Berlin's Senate Department for Urban Development confirmed this spring that duplicate and near-duplicate images had accumulated across at least three major public-facing digital platforms — including the city's official housing portal, the Wohnungsmarktbericht database, and the BerlinOnline civic information archive. The problem, which digitisation officers have been flagging internally since 2024, is now serious enough that the SPD-led Senate has folded image-deduplication protocols into its broader Digital Berlin 2030 strategy, approved in March 2026.

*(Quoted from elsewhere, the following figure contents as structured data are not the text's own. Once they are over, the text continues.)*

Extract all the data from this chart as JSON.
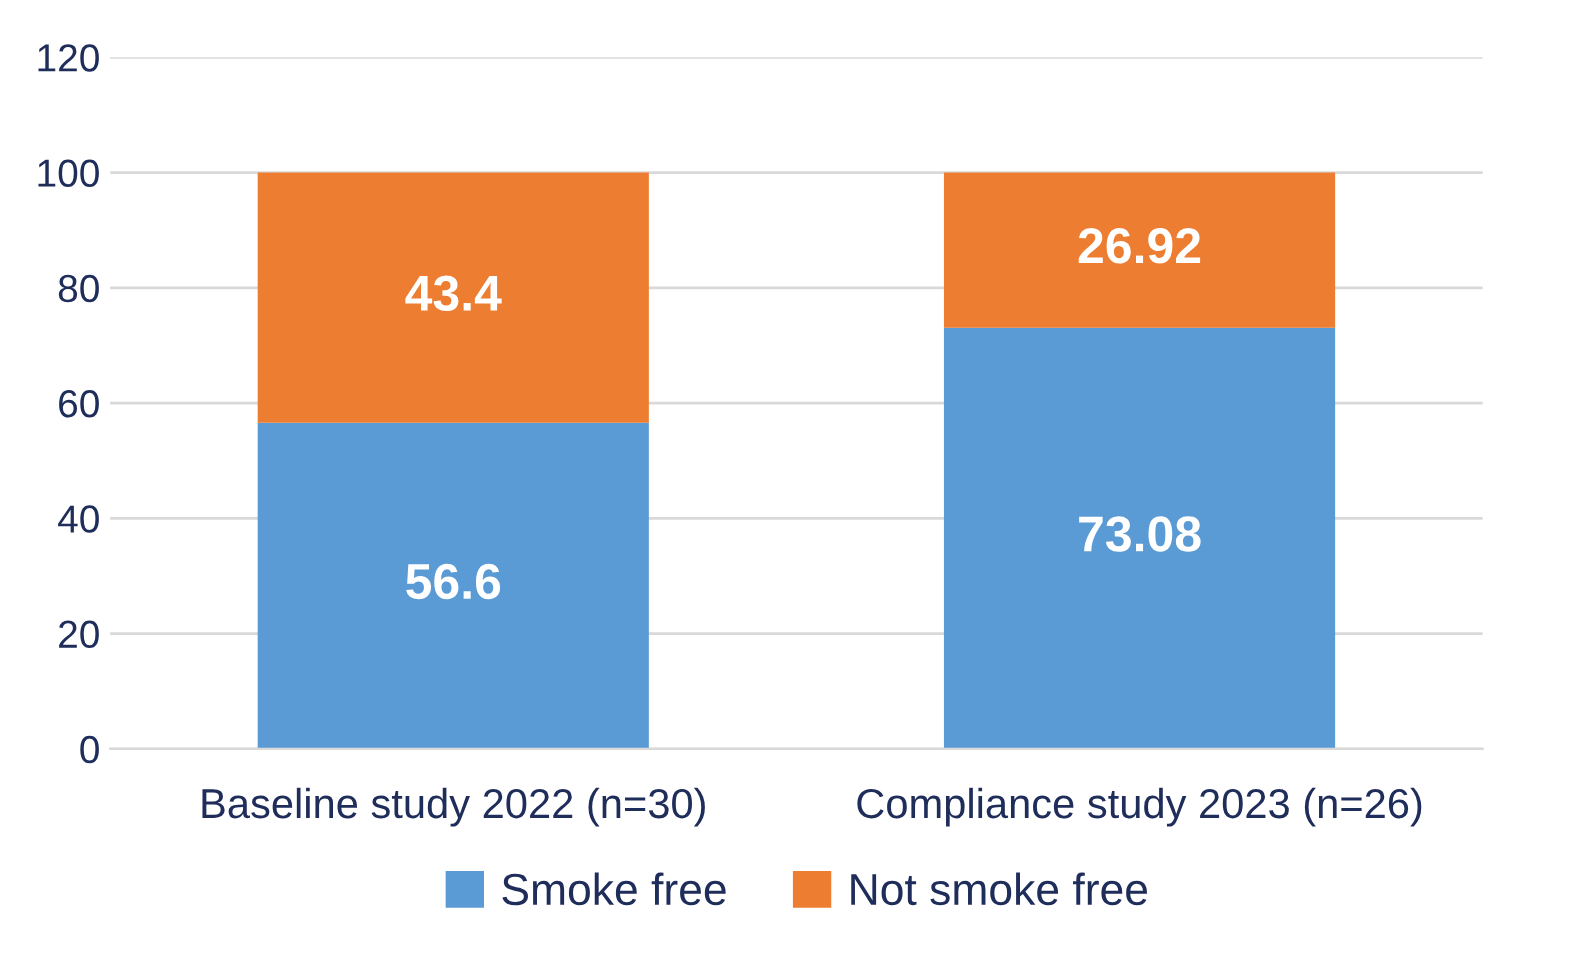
{
  "chart_data": {
    "type": "bar",
    "stacked": true,
    "categories": [
      "Baseline study 2022 (n=30)",
      "Compliance study 2023 (n=26)"
    ],
    "series": [
      {
        "name": "Smoke free",
        "color": "#5b9bd5",
        "values": [
          56.6,
          73.08
        ]
      },
      {
        "name": "Not smoke free",
        "color": "#ed7d31",
        "values": [
          43.4,
          26.92
        ]
      }
    ],
    "ylim": [
      0,
      120
    ],
    "yticks": [
      0,
      20,
      40,
      60,
      80,
      100,
      120
    ],
    "grid": "y",
    "legend": "bottom",
    "data_labels": true
  }
}
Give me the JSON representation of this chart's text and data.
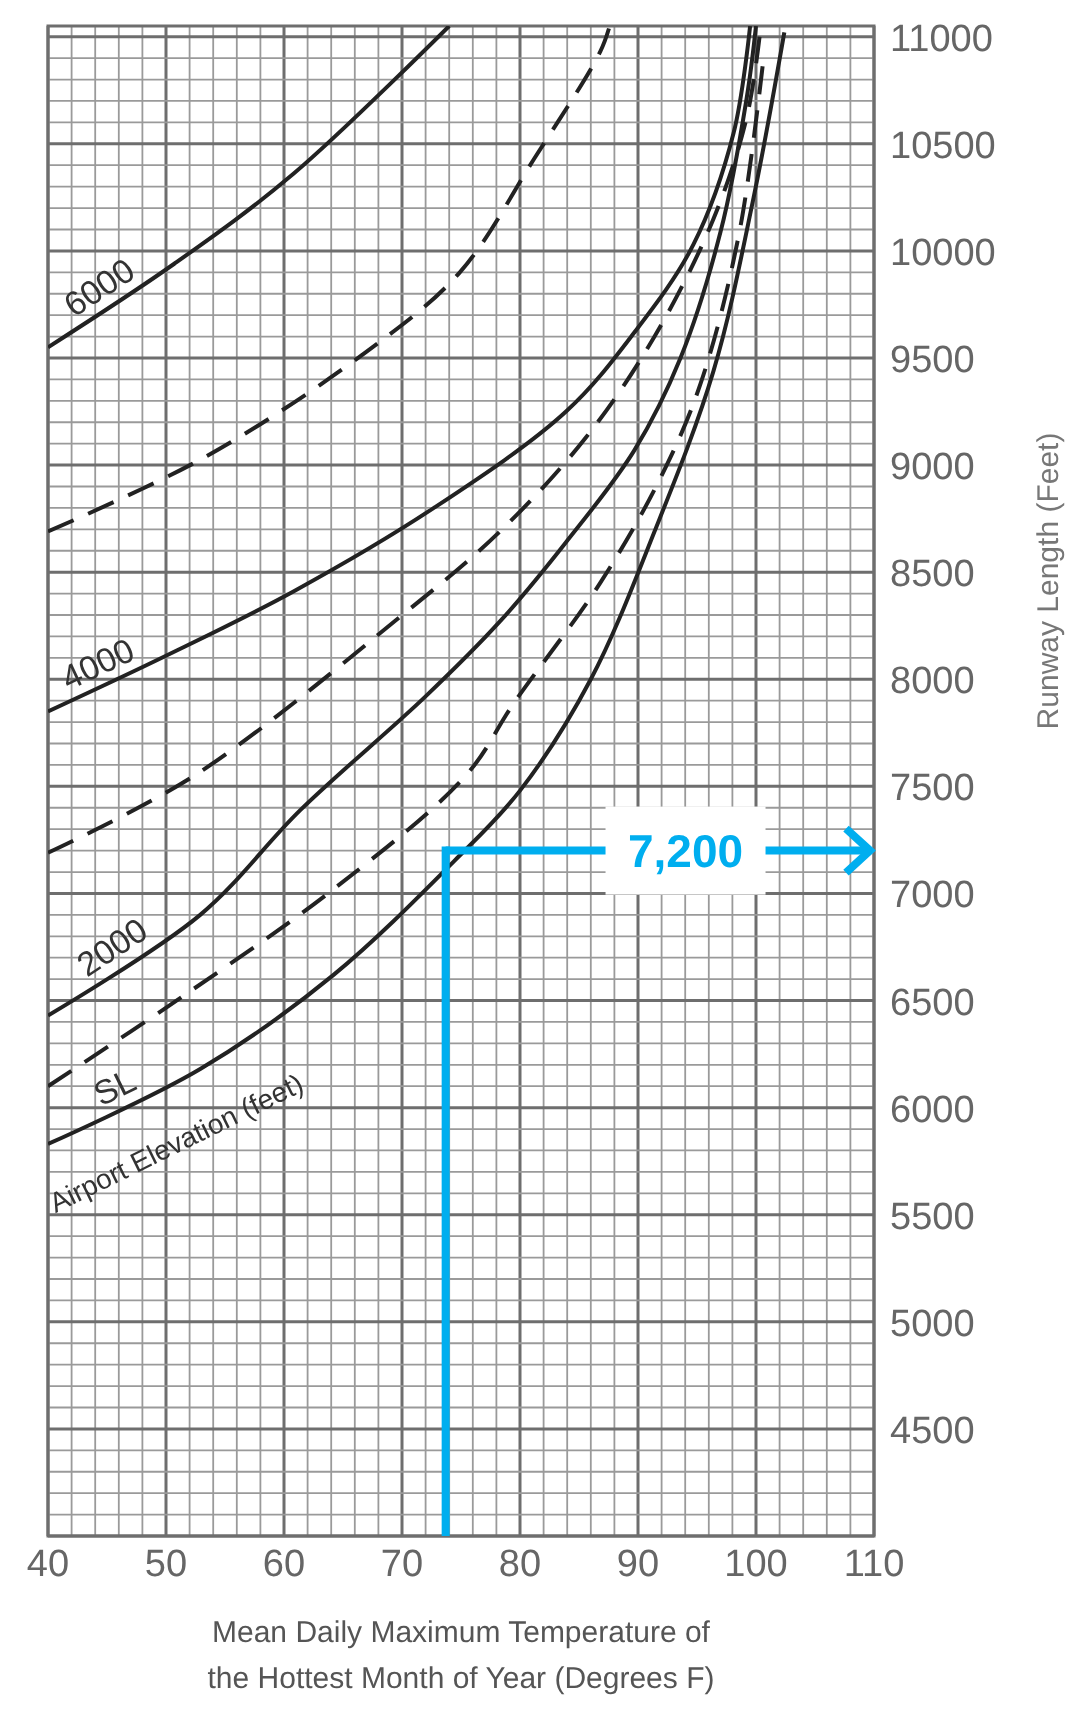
{
  "chart_data": {
    "type": "line",
    "xlabel": "Mean Daily Maximum Temperature of\nthe Hottest Month of Year (Degrees F)",
    "ylabel": "Runway Length (Feet)",
    "legend_title": "Airport Elevation (feet)",
    "xlim": [
      40,
      110
    ],
    "ylim": [
      4000,
      11050
    ],
    "xticks": [
      40,
      50,
      60,
      70,
      80,
      90,
      100,
      110
    ],
    "yticks": [
      4500,
      5000,
      5500,
      6000,
      6500,
      7000,
      7500,
      8000,
      8500,
      9000,
      9500,
      10000,
      10500,
      11000
    ],
    "grid": true,
    "series": [
      {
        "name": "6000",
        "color": "#222222",
        "line_style": "solid",
        "x": [
          40,
          50.7,
          60.8,
          74
        ],
        "values": [
          9550,
          9940,
          10360,
          11050
        ]
      },
      {
        "color": "#222222",
        "line_style": "dashed",
        "x": [
          40,
          53.4,
          67,
          74.9,
          81.2,
          86.8,
          87.6
        ],
        "values": [
          8690,
          9040,
          9530,
          9900,
          10430,
          10930,
          11050
        ]
      },
      {
        "name": "4000",
        "color": "#222222",
        "line_style": "solid",
        "x": [
          40,
          50,
          60.8,
          72.7,
          83.9,
          89.7,
          94.7,
          98.1,
          99.5
        ],
        "values": [
          7850,
          8110,
          8410,
          8800,
          9250,
          9620,
          10030,
          10550,
          11050
        ]
      },
      {
        "color": "#222222",
        "line_style": "dashed",
        "x": [
          40,
          52.4,
          69.8,
          78.3,
          85.6,
          91.4,
          96.4,
          99.2,
          100.3
        ],
        "values": [
          7190,
          7550,
          8290,
          8690,
          9130,
          9600,
          10150,
          10620,
          11000
        ]
      },
      {
        "name": "2000",
        "color": "#222222",
        "line_style": "solid",
        "x": [
          40,
          52.9,
          61.4,
          72,
          78.3,
          83.9,
          89.7,
          93.6,
          97,
          99.2,
          100
        ],
        "values": [
          6430,
          6900,
          7390,
          7920,
          8270,
          8640,
          9070,
          9500,
          10090,
          10710,
          11050
        ]
      },
      {
        "color": "#222222",
        "line_style": "dashed",
        "x": [
          40,
          51.7,
          64.2,
          75.4,
          79.5,
          86.8,
          91.9,
          95.3,
          98.6,
          100.7
        ],
        "values": [
          6100,
          6530,
          7020,
          7550,
          7890,
          8450,
          8940,
          9380,
          10090,
          10930
        ]
      },
      {
        "name": "SL",
        "color": "#222222",
        "line_style": "solid",
        "x": [
          40,
          52.9,
          64.2,
          74.4,
          80,
          86,
          91.4,
          96.4,
          99.8,
          102.4
        ],
        "values": [
          5830,
          6180,
          6620,
          7150,
          7480,
          8000,
          8690,
          9440,
          10250,
          11020
        ]
      }
    ],
    "ref_lines": [
      {
        "axis": "x",
        "value": 73.7,
        "color": "#00aeef"
      },
      {
        "axis": "y",
        "value": 7200,
        "label": "7,200",
        "color": "#00aeef"
      }
    ]
  }
}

The timing matters. Across European capitals, the explosion of AI-generated and algorithmically recycled imagery has overwhelmed legacy content management systems that were simply never built to distinguish an original photograph from dozens of near-identical derivatives. In Berlin's case, the issue cuts directly into housing politics. Misleading or duplicated property images on publicly maintained databases distort the already fraught rental market in districts like Neukölln and Prenzlauer Berg, where tenants and housing advocates rely on those portals to challenge landlords over rent-cap compliance under the Mietendeckel successor framework.

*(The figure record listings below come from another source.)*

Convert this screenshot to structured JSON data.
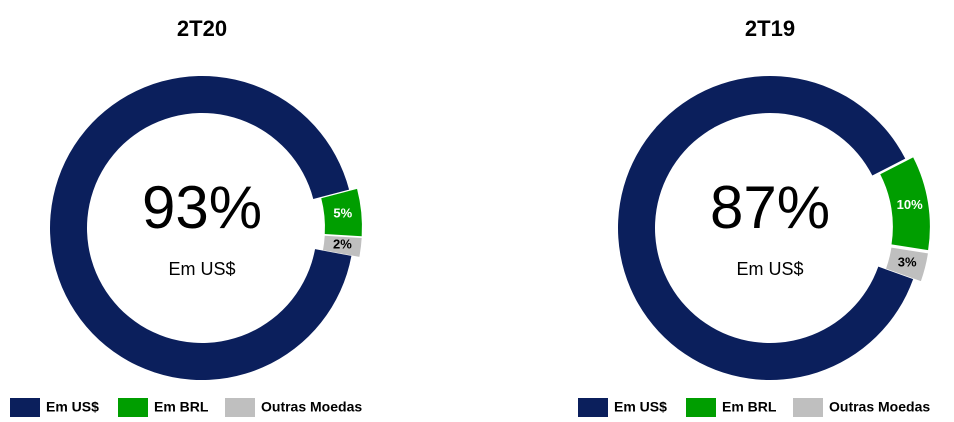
{
  "chart_data": [
    {
      "type": "donut",
      "title": "2T20",
      "categories": [
        "Em US$",
        "Em BRL",
        "Outras Moedas"
      ],
      "values": [
        93,
        5,
        2
      ],
      "value_labels": [
        "93%",
        "5%",
        "2%"
      ],
      "colors": [
        "#0b1f5c",
        "#009e00",
        "#bfbfbf"
      ]
    },
    {
      "type": "donut",
      "title": "2T19",
      "categories": [
        "Em US$",
        "Em BRL",
        "Outras Moedas"
      ],
      "values": [
        87,
        10,
        3
      ],
      "value_labels": [
        "87%",
        "10%",
        "3%"
      ],
      "colors": [
        "#0b1f5c",
        "#009e00",
        "#bfbfbf"
      ]
    }
  ]
}
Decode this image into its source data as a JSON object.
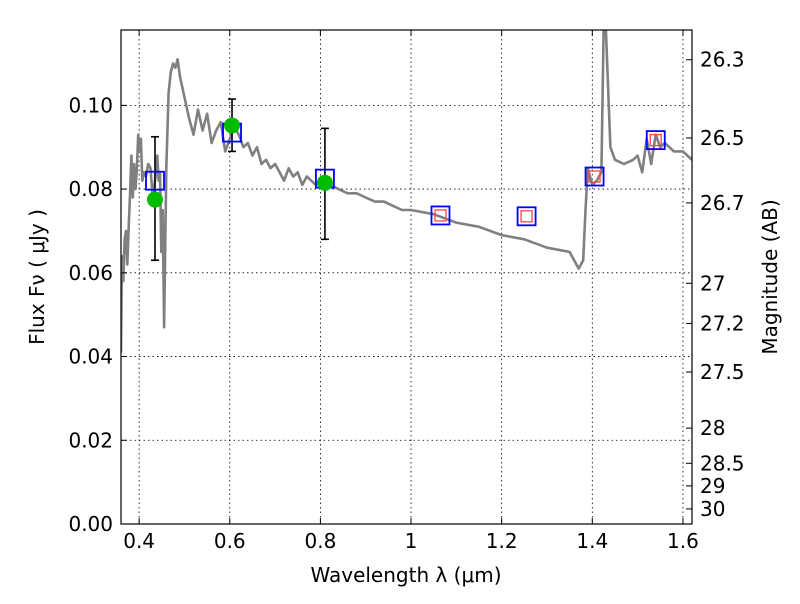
{
  "chart_data": {
    "type": "line",
    "xlabel": "Wavelength  λ (μm)",
    "ylabel": "Flux  Fν  ( μJy )",
    "ylabel_right": "Magnitude (AB)",
    "xlim": [
      0.36,
      1.62
    ],
    "ylim": [
      0.0,
      0.118
    ],
    "grid": true,
    "x_ticks": [
      0.4,
      0.6,
      0.8,
      1.0,
      1.2,
      1.4,
      1.6
    ],
    "x_tick_labels": [
      "0.4",
      "0.6",
      "0.8",
      "1",
      "1.2",
      "1.4",
      "1.6"
    ],
    "y_ticks": [
      0.0,
      0.02,
      0.04,
      0.06,
      0.08,
      0.1
    ],
    "y_tick_labels": [
      "0.00",
      "0.02",
      "0.04",
      "0.06",
      "0.08",
      "0.10"
    ],
    "right_ticks": [
      {
        "label": "26.3",
        "flux": 0.1109
      },
      {
        "label": "26.5",
        "flux": 0.0922
      },
      {
        "label": "26.7",
        "flux": 0.0767
      },
      {
        "label": "27",
        "flux": 0.0575
      },
      {
        "label": "27.2",
        "flux": 0.0479
      },
      {
        "label": "27.5",
        "flux": 0.0363
      },
      {
        "label": "28",
        "flux": 0.0229
      },
      {
        "label": "28.5",
        "flux": 0.0145
      },
      {
        "label": "29",
        "flux": 0.0091
      },
      {
        "label": "30",
        "flux": 0.0036
      }
    ],
    "colors": {
      "model": "#808080",
      "observed": "#00bb00",
      "errorbar": "#000000",
      "synthetic_box": "#0000ff",
      "inner_box": "#ff4444",
      "grid": "#000000"
    },
    "series": [
      {
        "kind": "model_spectrum",
        "x": [
          0.36,
          0.362,
          0.365,
          0.368,
          0.371,
          0.374,
          0.377,
          0.38,
          0.383,
          0.386,
          0.389,
          0.392,
          0.395,
          0.398,
          0.401,
          0.404,
          0.407,
          0.41,
          0.415,
          0.42,
          0.425,
          0.43,
          0.435,
          0.44,
          0.443,
          0.446,
          0.449,
          0.452,
          0.455,
          0.46,
          0.465,
          0.47,
          0.475,
          0.48,
          0.485,
          0.49,
          0.5,
          0.51,
          0.52,
          0.53,
          0.54,
          0.55,
          0.56,
          0.57,
          0.58,
          0.59,
          0.6,
          0.61,
          0.62,
          0.63,
          0.64,
          0.65,
          0.66,
          0.67,
          0.68,
          0.69,
          0.7,
          0.71,
          0.72,
          0.73,
          0.74,
          0.75,
          0.76,
          0.77,
          0.78,
          0.79,
          0.8,
          0.82,
          0.84,
          0.86,
          0.88,
          0.9,
          0.92,
          0.94,
          0.96,
          0.98,
          1.0,
          1.05,
          1.1,
          1.15,
          1.2,
          1.25,
          1.3,
          1.35,
          1.37,
          1.38,
          1.385,
          1.39,
          1.4,
          1.41,
          1.42,
          1.425,
          1.43,
          1.44,
          1.45,
          1.47,
          1.49,
          1.5,
          1.51,
          1.52,
          1.53,
          1.54,
          1.55,
          1.56,
          1.58,
          1.6,
          1.62
        ],
        "y": [
          0.041,
          0.064,
          0.058,
          0.068,
          0.07,
          0.062,
          0.071,
          0.079,
          0.088,
          0.078,
          0.086,
          0.08,
          0.085,
          0.093,
          0.089,
          0.092,
          0.082,
          0.084,
          0.083,
          0.086,
          0.085,
          0.078,
          0.082,
          0.088,
          0.082,
          0.084,
          0.065,
          0.075,
          0.047,
          0.085,
          0.103,
          0.108,
          0.11,
          0.109,
          0.111,
          0.107,
          0.102,
          0.097,
          0.093,
          0.099,
          0.094,
          0.098,
          0.091,
          0.094,
          0.096,
          0.089,
          0.092,
          0.095,
          0.093,
          0.09,
          0.091,
          0.088,
          0.09,
          0.086,
          0.087,
          0.085,
          0.086,
          0.084,
          0.082,
          0.085,
          0.083,
          0.084,
          0.081,
          0.083,
          0.082,
          0.081,
          0.082,
          0.081,
          0.08,
          0.079,
          0.079,
          0.078,
          0.077,
          0.077,
          0.076,
          0.075,
          0.075,
          0.074,
          0.072,
          0.071,
          0.069,
          0.068,
          0.066,
          0.065,
          0.061,
          0.063,
          0.075,
          0.085,
          0.081,
          0.082,
          0.084,
          0.118,
          0.118,
          0.09,
          0.087,
          0.086,
          0.087,
          0.088,
          0.084,
          0.092,
          0.086,
          0.093,
          0.09,
          0.091,
          0.089,
          0.089,
          0.087
        ]
      },
      {
        "kind": "observed_points",
        "x": [
          0.435,
          0.605,
          0.81
        ],
        "y": [
          0.0775,
          0.0952,
          0.0815
        ],
        "err_low": [
          0.063,
          0.089,
          0.068
        ],
        "err_high": [
          0.0925,
          0.1015,
          0.0945
        ]
      },
      {
        "kind": "synthetic_photometry_boxes",
        "x": [
          0.435,
          0.605,
          0.81,
          1.065,
          1.255,
          1.405,
          1.54
        ],
        "y": [
          0.082,
          0.0935,
          0.0825,
          0.0737,
          0.0735,
          0.083,
          0.0917
        ],
        "inner": [
          false,
          false,
          false,
          true,
          true,
          true,
          true
        ]
      }
    ]
  }
}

What Berlin Is Actually Doing
The city has contracted the Zuse Institute Berlin — the research centre based on Takustraße in Dahlem — to develop a hashing-and-comparison pipeline tailored specifically to public-sector image libraries. The system uses perceptual hashing, a technique that generates a compact fingerprint for each image so that visually similar pictures can be flagged even when file names, metadata or compression rates differ. Zuse Institute researchers began a 14-month pilot in October 2025, initially targeting the roughly 340,000 images held in the Senate's planning and housing document repositories.
Separately, the Berlin-based civic technology organisation CityLAB Berlin, which operates out of the Ullsteinhaus in Tempelhof, has been running a parallel open-source project called KlarBild — loosely translatable as ClearImage — since January 2026. KlarBild allows district-level administrators in all twelve Berlin Bezirke to submit image batches for automated duplicate checking without routing requests through the central Senate IT infrastructure, which critics have long described as slow and opaque.

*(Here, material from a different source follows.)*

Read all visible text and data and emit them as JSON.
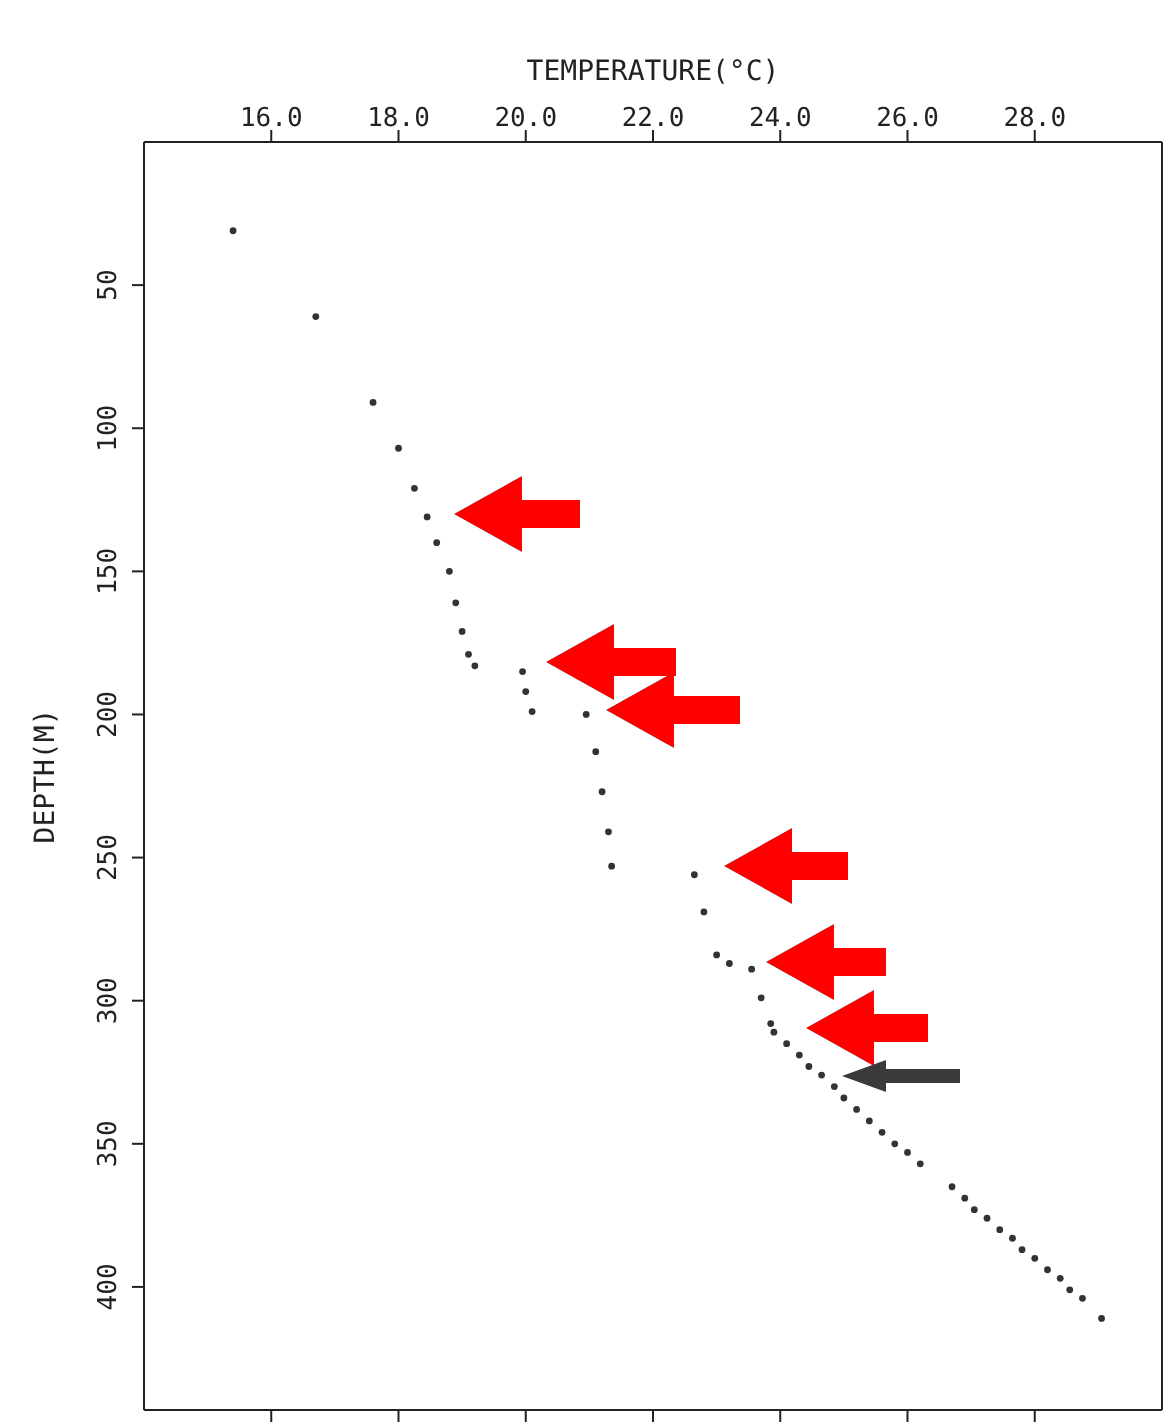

The dual-track approach — one institutional, one civic-tech — is deliberate. Berlin's Digital Senate Secretariat has pointed to a structural lesson from Hamburg, where a single centralised deduplication contract awarded in 2023 became mired in procurement disputes and left the city's building permit portal running with an estimated 18 percent image redundancy rate as recently as February 2026, according to a report published by Hamburg's Rechnungshof, the city-state audit authority, in April 2026.
How Berlin Compares Internationally
Amsterdam's municipal government has been at this longer. Since 2022, the Gemeente Amsterdam has embedded deduplication checks directly into its Digitaal Loket public services gateway, processing roughly 2.1 million uploaded images annually. The Dutch capital's approach is tightly integrated with national data standards set by Geonovum, the Dutch government's geospatial standards body, giving Amsterdam a coherence that Berlin's more federated structure makes harder to replicate.
Vienna presents a different model. The city's Magistrat has invested heavily in the MA 14 — the municipal department for information technology — to run deduplication as a background service across all public databases since mid-2024. Vienna's system reportedly cleared a backlog of over 500,000 duplicate entries in its first six months of operation, though those figures come from the MA 14's own published progress report rather than an independent audit.
London's situation is messier. The Greater London Authority manages image deduplication inconsistently across 33 borough councils, each of which runs its own content systems. A 2025 review by the Local Government Association found that fewer than a third of London boroughs had any formal duplicate image policy in place.
Berlin sits somewhere between Vienna's institutional coherence and London's fragmentation. The KlarBild project is scheduled to publish its first full audit results covering all twelve Bezirke in September 2026. If the Zuse Institute pilot meets its benchmarks, the Senate has indicated it will seek to standardise the hashing protocols city-wide by the first quarter of 2027 — giving Berliner housing advocates, urban planners, and archive librarians a cleaner, more reliable set of public databases to work from. Whether the budget survives the Senate's autumn austerity review is a separate question entirely.